It’s now time to start thinking about how to solve nonhomogeneous differential equations. A second order, linear nonhomogeneous differential equation is

\[\begin{equation}y'' + p\left( t \right)y' + q\left( t \right)y = g\left( t \right)\label{eq:eq1}\end{equation}\]

where \(g(t)\) is a non-zero function. Note that we didn’t go with constant coefficients here because everything that we’re going to do in this section doesn’t require it. Also, we’re using a coefficient of 1 on the second derivative just to make some of the work a little easier to write down.
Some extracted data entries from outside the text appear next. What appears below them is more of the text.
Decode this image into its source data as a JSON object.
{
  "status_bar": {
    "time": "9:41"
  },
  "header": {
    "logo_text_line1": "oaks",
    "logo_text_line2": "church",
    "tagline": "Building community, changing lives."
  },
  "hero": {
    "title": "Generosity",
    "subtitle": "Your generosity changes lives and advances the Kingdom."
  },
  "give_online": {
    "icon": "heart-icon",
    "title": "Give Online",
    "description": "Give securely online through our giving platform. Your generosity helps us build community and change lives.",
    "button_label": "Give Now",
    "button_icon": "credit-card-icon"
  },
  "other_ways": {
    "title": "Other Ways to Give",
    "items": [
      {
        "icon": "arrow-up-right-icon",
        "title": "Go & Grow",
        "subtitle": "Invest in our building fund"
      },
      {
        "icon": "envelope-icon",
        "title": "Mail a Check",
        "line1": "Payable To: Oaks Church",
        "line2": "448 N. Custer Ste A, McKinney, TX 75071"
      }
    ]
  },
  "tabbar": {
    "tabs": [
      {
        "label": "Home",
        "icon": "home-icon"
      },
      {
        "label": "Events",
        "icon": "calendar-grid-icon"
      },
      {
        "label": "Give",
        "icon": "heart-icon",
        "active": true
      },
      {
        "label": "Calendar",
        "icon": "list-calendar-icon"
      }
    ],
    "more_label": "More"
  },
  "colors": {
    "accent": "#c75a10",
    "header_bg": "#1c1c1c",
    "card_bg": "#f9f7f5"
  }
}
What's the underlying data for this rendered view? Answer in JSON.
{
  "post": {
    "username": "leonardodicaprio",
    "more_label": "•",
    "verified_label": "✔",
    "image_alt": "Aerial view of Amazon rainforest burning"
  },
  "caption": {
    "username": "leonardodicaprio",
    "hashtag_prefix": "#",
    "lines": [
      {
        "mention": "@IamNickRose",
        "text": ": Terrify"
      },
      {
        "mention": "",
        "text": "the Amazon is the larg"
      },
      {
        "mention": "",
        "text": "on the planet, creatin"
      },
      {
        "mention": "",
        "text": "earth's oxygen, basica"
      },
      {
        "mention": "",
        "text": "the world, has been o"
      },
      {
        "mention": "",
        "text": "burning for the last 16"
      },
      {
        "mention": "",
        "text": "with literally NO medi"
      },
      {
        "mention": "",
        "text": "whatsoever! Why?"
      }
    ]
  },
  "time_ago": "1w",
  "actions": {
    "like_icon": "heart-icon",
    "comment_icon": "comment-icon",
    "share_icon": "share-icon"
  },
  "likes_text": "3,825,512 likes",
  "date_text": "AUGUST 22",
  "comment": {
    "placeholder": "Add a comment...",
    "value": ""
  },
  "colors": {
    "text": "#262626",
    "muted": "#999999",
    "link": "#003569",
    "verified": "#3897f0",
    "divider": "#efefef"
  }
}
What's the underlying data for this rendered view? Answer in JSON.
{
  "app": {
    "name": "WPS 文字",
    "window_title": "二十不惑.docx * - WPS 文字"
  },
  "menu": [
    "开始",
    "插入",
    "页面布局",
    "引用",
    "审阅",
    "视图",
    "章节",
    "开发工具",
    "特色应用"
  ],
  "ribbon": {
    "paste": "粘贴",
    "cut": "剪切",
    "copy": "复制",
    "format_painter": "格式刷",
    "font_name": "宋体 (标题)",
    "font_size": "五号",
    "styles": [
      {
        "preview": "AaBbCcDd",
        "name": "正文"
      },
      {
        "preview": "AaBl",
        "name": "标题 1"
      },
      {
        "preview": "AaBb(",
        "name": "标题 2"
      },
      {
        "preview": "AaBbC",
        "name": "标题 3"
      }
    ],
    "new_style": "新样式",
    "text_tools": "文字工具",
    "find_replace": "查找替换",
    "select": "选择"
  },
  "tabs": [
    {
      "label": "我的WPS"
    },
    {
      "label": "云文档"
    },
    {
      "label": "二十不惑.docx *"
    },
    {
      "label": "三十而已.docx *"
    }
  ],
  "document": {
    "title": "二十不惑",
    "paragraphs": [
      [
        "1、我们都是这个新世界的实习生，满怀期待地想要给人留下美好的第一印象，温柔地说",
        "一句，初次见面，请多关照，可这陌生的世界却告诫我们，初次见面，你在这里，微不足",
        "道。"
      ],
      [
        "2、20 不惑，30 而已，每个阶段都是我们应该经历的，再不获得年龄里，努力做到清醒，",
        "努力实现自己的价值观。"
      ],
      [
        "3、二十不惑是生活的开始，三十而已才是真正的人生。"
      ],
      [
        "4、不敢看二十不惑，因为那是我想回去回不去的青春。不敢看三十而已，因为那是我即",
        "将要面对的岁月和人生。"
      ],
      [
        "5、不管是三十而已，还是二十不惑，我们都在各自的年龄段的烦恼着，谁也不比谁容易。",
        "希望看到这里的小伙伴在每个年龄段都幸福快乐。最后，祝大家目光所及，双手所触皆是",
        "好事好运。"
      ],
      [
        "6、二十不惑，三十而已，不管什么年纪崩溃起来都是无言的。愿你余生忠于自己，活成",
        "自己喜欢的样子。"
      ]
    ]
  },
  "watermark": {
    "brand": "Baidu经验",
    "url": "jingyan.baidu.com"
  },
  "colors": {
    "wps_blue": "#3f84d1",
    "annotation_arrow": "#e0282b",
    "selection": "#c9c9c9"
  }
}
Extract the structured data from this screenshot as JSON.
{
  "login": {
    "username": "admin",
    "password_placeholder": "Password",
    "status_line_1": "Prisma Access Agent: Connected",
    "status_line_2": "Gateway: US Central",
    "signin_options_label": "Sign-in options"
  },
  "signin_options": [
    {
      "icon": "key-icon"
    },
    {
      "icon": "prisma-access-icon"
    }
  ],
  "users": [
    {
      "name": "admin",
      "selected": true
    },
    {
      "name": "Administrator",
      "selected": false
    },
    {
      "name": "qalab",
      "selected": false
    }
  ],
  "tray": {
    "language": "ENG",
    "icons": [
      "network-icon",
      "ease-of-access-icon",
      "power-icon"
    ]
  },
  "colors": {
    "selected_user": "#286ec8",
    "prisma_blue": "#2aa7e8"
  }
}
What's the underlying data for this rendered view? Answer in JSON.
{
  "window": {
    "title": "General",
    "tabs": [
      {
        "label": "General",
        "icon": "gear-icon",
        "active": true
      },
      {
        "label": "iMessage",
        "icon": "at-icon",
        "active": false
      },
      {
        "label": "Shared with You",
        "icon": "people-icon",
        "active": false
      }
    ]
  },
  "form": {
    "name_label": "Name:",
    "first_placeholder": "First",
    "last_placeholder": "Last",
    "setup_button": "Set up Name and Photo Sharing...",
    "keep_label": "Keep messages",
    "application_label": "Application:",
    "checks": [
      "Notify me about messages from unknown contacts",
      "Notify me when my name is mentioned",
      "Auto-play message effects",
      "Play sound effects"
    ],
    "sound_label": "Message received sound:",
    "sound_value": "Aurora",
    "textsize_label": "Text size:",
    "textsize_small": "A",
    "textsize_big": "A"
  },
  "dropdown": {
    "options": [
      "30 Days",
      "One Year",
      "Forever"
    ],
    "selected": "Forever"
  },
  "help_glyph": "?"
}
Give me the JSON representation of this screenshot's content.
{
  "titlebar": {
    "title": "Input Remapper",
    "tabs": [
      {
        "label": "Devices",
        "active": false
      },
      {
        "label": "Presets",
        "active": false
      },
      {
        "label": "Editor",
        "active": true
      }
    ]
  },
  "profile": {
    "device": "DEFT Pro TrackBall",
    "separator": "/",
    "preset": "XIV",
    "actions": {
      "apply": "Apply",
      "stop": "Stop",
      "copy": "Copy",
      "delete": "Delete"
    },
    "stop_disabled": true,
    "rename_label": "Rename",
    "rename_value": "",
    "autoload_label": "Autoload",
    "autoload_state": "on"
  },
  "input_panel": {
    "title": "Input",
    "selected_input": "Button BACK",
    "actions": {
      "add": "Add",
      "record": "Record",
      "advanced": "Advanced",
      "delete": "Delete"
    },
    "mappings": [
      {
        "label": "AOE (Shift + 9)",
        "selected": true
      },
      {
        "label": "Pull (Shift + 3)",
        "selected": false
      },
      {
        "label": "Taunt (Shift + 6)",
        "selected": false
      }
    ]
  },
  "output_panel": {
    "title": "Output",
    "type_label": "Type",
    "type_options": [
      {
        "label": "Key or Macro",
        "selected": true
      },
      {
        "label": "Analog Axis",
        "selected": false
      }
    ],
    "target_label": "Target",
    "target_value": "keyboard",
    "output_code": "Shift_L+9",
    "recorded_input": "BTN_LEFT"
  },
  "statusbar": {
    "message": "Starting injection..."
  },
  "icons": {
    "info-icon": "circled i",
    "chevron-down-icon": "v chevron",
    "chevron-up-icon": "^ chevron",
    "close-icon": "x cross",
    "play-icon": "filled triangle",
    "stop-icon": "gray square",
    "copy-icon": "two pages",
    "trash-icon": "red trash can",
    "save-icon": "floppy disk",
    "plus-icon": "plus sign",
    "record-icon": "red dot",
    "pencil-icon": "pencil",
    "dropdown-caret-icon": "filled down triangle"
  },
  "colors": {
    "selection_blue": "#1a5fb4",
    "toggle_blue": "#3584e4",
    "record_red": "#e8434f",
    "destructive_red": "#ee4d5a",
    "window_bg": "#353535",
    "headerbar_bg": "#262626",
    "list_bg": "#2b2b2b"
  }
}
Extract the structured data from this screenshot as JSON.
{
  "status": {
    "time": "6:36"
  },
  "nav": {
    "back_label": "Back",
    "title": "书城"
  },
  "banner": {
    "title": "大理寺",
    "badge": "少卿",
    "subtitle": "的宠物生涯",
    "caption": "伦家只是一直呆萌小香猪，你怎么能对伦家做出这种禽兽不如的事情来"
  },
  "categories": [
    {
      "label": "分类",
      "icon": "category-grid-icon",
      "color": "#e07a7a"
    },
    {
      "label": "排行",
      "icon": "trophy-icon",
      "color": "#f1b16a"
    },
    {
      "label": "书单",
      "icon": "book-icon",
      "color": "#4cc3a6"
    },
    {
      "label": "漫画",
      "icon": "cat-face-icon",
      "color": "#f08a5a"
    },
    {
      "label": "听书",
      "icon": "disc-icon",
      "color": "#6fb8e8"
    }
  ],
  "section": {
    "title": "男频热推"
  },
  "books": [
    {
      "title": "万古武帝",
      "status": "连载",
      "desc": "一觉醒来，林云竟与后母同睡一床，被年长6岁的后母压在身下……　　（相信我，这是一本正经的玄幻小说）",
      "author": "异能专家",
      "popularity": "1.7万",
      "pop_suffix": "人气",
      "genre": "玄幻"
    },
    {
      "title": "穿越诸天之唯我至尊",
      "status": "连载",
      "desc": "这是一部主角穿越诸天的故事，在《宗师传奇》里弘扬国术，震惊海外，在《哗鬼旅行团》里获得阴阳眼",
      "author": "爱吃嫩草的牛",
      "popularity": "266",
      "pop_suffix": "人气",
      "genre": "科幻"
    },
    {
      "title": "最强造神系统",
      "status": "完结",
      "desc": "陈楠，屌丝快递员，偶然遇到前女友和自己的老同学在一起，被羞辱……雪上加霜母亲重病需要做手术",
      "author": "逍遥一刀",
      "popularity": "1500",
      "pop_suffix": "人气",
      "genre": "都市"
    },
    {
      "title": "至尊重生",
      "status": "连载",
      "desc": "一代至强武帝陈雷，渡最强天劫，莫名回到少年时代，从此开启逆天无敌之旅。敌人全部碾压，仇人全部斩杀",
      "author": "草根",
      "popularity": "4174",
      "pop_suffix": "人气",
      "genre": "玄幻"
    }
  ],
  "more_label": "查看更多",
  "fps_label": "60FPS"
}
It is not required to be a 1.

Before talking about how to solve one of these we need to get some basics out of the way, which is the point of this section.

First, we will call

\[\begin{equation}y'' + p\left( t \right)y' + q\left( t \right)y = 0\label{eq:eq2}\end{equation}\]

the associated homogeneous differential equation to \(\eqref{eq:eq1}\).

Now, let’s take a look at the following theorem.

#### Theorem

Suppose that \(Y_{1}(t)\) and \(Y_{2}(t)\) are two solutions to \(\eqref{eq:eq1}\) and that \(y_{1}(t)\) and \(y_{2}(t)\) are a fundamental set of solutions to the associated homogeneous differential equation \(\eqref{eq:eq2}\) then,

\[{Y_1}\left( t \right) - {Y_2}\left( t \right)\]

is a solution to \(\eqref{eq:eq2}\) and it can be written as

\[{Y_1}\left( t \right) - {Y_2}\left( t \right) = {c_1}{y_1}\left( t \right) + {c_2}{y_2}\left( t \right)\]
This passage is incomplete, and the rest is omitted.